Portrait of Dr. Alan Jones
Jones

“We have to submit work plans to HRSA for objectives that we would like to accomplish based on federal priorities for telehealth,” said Center for Telehealth interim director Dr. Alan Jones, professor and chair of the Department of Emergency Medicine. “We are making sure that those work plans stay on track, and that we have good deliverables associated with them.”

That includes ensuring that, as a Telehealth Center of Excellence, UMMC provides a broad range of opportunities from the perspectives of education, research and clinical care, Jones said.

“One of the work plans that we’ve recently completed was a telemergency summit. We brought together thought leaders just before the meeting of the American Telemedicine Association in New Orleans,” Jones said. “There will be several white papers that will come out of that for a framework for best practices, and for what’s needed in future research and development of telemergency as a telehealth platform.”

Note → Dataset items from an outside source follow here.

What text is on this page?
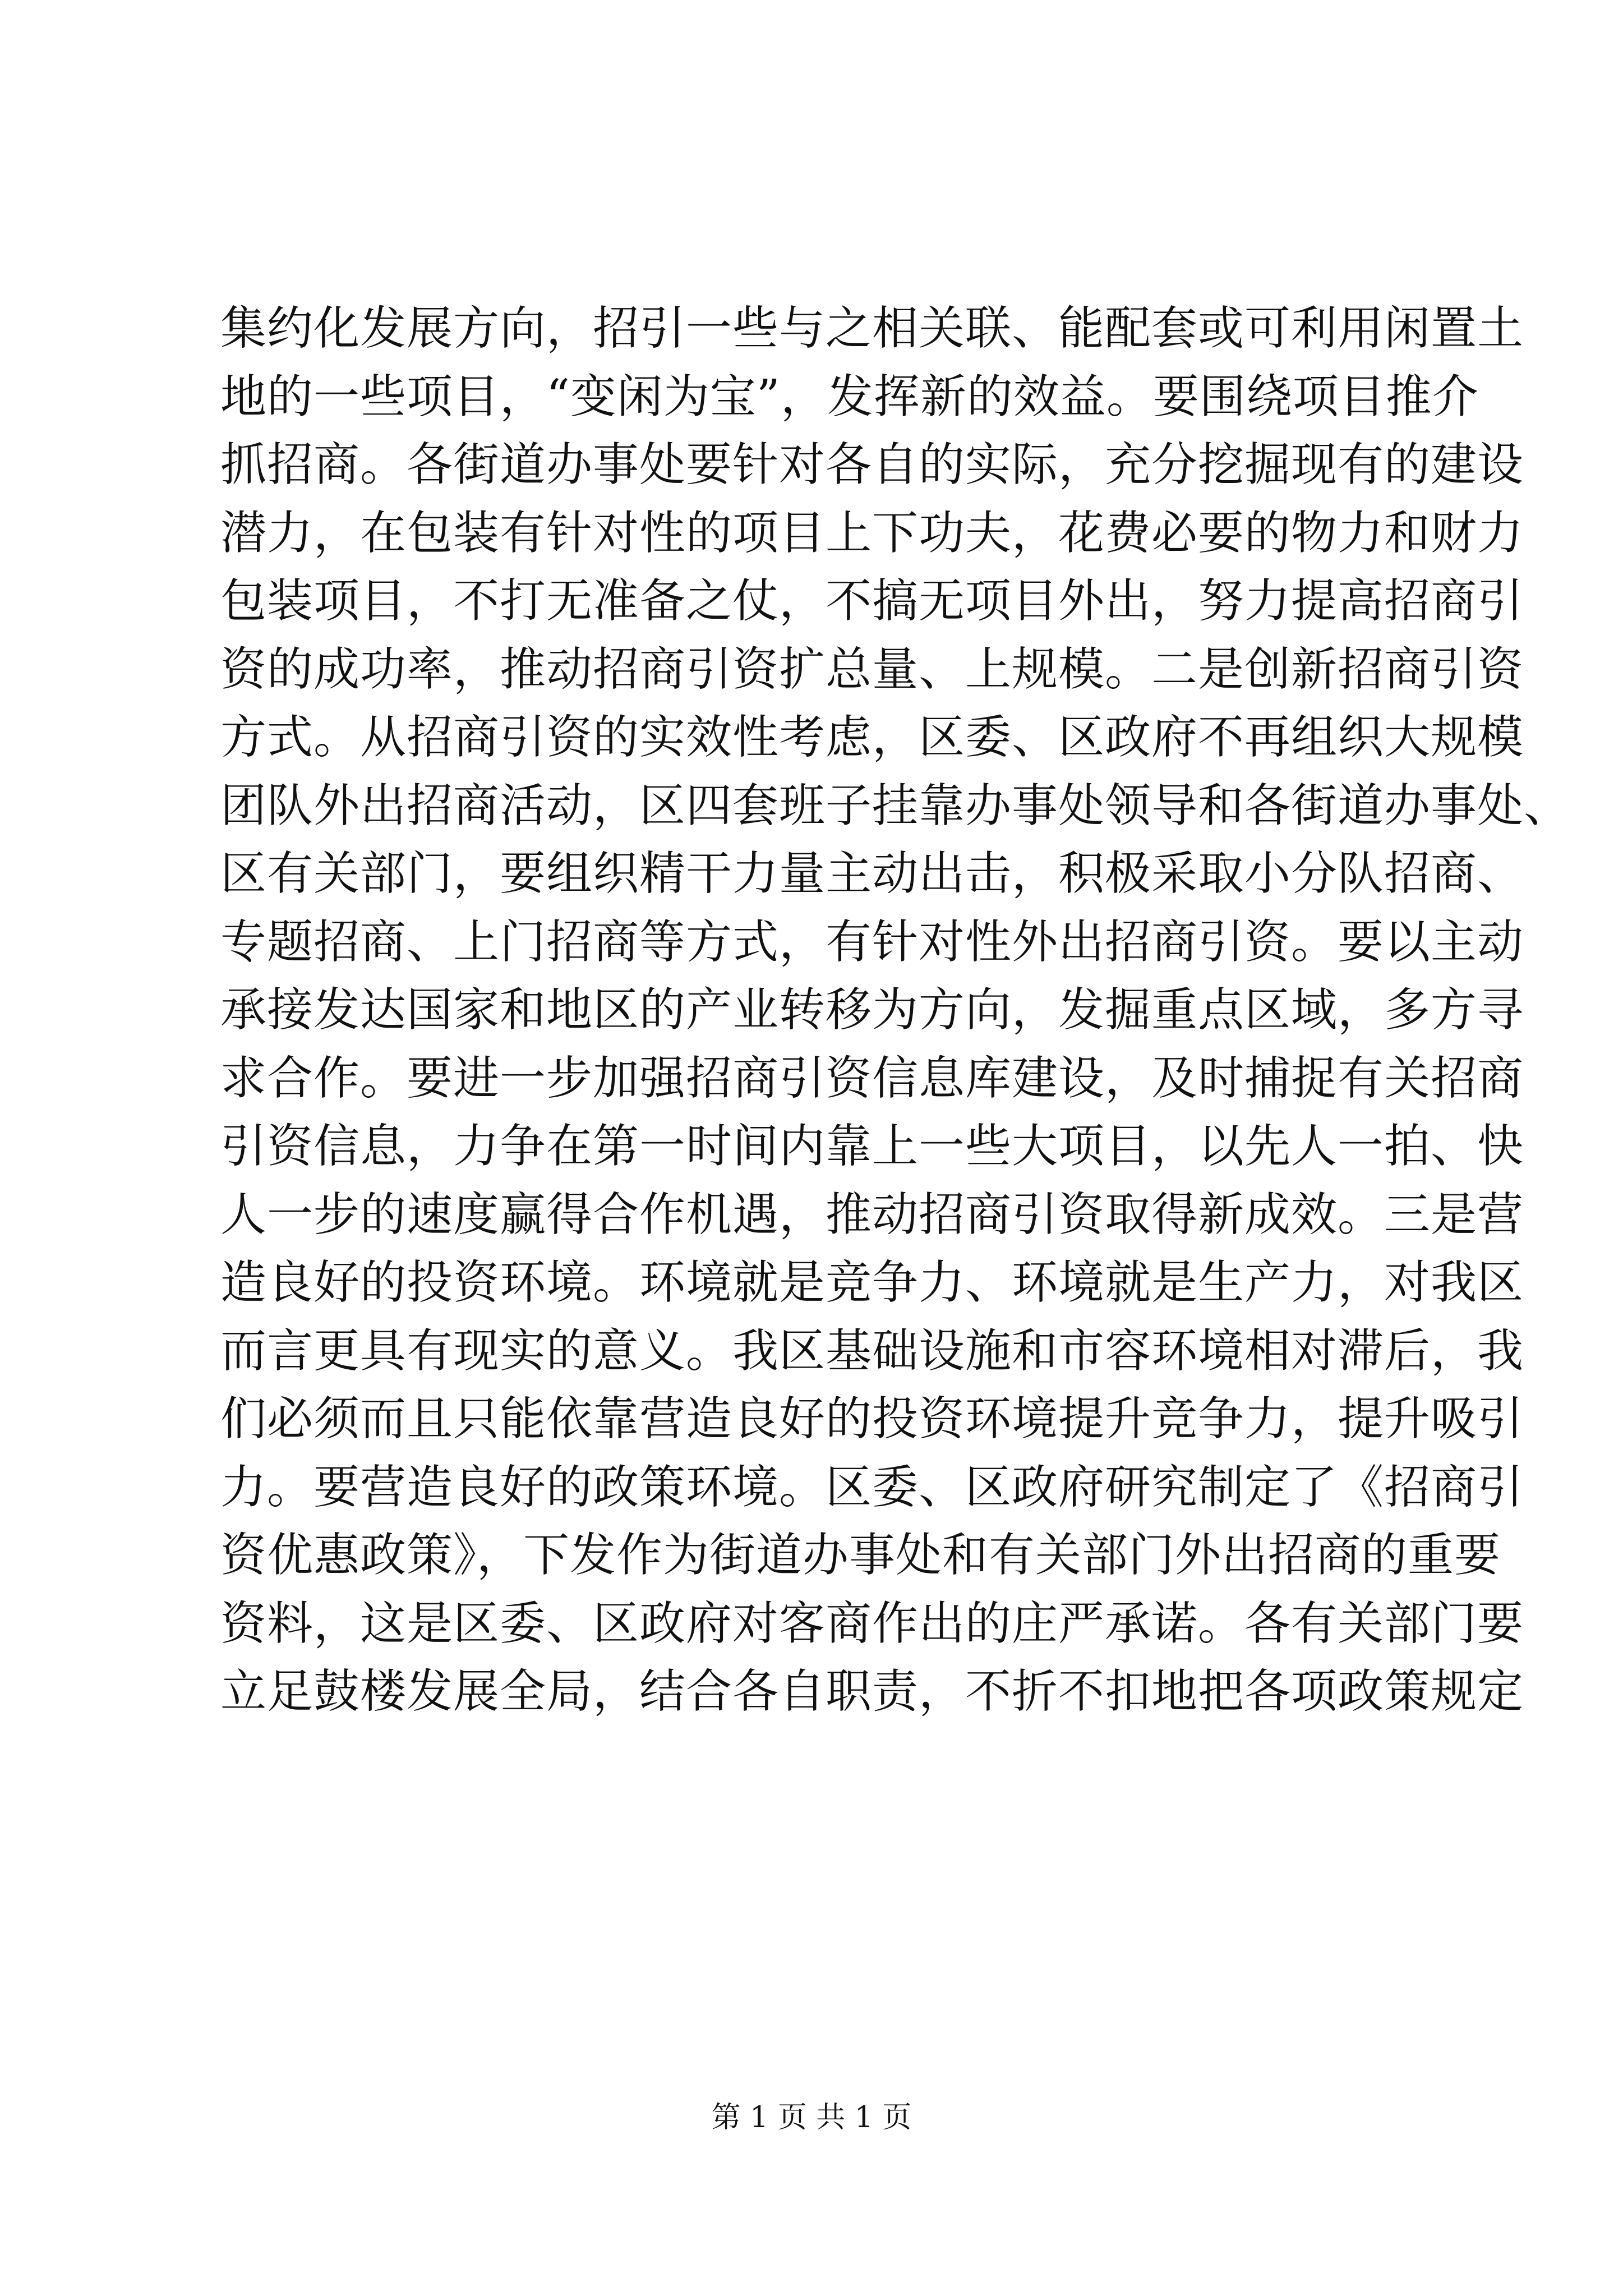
集约化发展方向，招引一些与之相关联、能配套或可利用闲置土
地的一些项目，“变闲为宝”，发挥新的效益。要围绕项目推介
抓招商。各街道办事处要针对各自的实际，充分挖掘现有的建设
潜力，在包装有针对性的项目上下功夫，花费必要的物力和财力
包装项目，不打无准备之仗，不搞无项目外出，努力提高招商引
资的成功率，推动招商引资扩总量、上规模。二是创新招商引资
方式。从招商引资的实效性考虑，区委、区政府不再组织大规模
团队外出招商活动，区四套班子挂靠办事处领导和各街道办事处、
区有关部门，要组织精干力量主动出击，积极采取小分队招商、
专题招商、上门招商等方式，有针对性外出招商引资。要以主动
承接发达国家和地区的产业转移为方向，发掘重点区域，多方寻
求合作。要进一步加强招商引资信息库建设，及时捕捉有关招商
引资信息，力争在第一时间内靠上一些大项目，以先人一拍、快
人一步的速度赢得合作机遇，推动招商引资取得新成效。三是营
造良好的投资环境。环境就是竞争力、环境就是生产力，对我区
而言更具有现实的意义。我区基础设施和市容环境相对滞后，我
们必须而且只能依靠营造良好的投资环境提升竞争力，提升吸引
力。要营造良好的政策环境。区委、区政府研究制定了《招商引
资优惠政策》，下发作为街道办事处和有关部门外出招商的重要
资料，这是区委、区政府对客商作出的庄严承诺。各有关部门要
立足鼓楼发展全局，结合各自职责，不折不扣地把各项政策规定
第 1 页 共 1 页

HRSA officials recently visited Magee General Hospital to see firsthand UMMC’s telemergency operations there, Summers said. When telehealth-trained nurse practitioners stationed in Magee General’s emergency room need assistance, they utilize telehealth technology to provide care in tandem with the UMMC team.

Summers cited a study that showed a heart attack patient being seen at the UMMC Holmes County Emergency Department in Lexington, with treatment guided via telemedicine, has about the same path of care as a patient seen on the Jackson campus.

“By putting telemedicine in Lexington, do we change outcomes? Are less people being transferred to other hospitals? Is there better follow-up with the patients?” Summers said. “These are some of the things that HRSA is asking us to prove.”

Elizabeth Barber of Bassfield looks on as son Jarvis, held by her daughter, Anna, gets a genetic consultation through telehealth.
Elizabeth Barber looks on while her son, Jarvis, held by her daughter, Anna, gets a genetic consultation through telehealth.

The success of the Center for Telehealth hinges in part on connectivity to the Internet, which isn’t a given for many Mississippians in rural areas where cell towers are few and far between. The state ranks 49th nationally on connectivity to the Internet, and more than 30 percent of Mississippi residents lack access to a capable service provider, Summers said – making innovation in delivery of telemedicine that much more critical.

He’s heartened by the Federal Communication Commission’s $100 million “Connected Care” pilot program to support telehealth for low-income Americans, especially veterans and rural residents. The pilot would provide resources, connectivity, equipment and training to remotely broaden the reach of medical professionals located miles from patients in need.

FCC Commissioner Brendan Carr in July 2018 took part in a news conference at the UMMC Center for Telehealth offices in Ridgeland to officially announce the new program. He recalled a visit to the state where he learned of the Center’s successful Diabetes Telehealth Network pilot program that used remote patient monitoring to improve outcomes for rural diabetes patients.

“We were the inspiration for them to do Connected Care,” said Summers, who wrote a June 27 letter to Carr on behalf of the Medical Center to commend Connected Care as a program that will make a difference in the lives of Mississippians.

The FCC says telehealth has resulted in substantial savings, particularly in the management of chronic diseases that account for more than 85 percent of direct health care spending in this country. “Increasingly, access to health care is measured as much by access to broadband as proximity to a hospital,” the ATA said in a July 10, 2019 news release.

Since the Telehealth Center of Excellence designation, Summers said, the Medical Center’s telemedicine program has garnered a lot of national attention.

“We’re stretching the envelope to be innovative and to look at outcomes from a research perspective,” Summers said.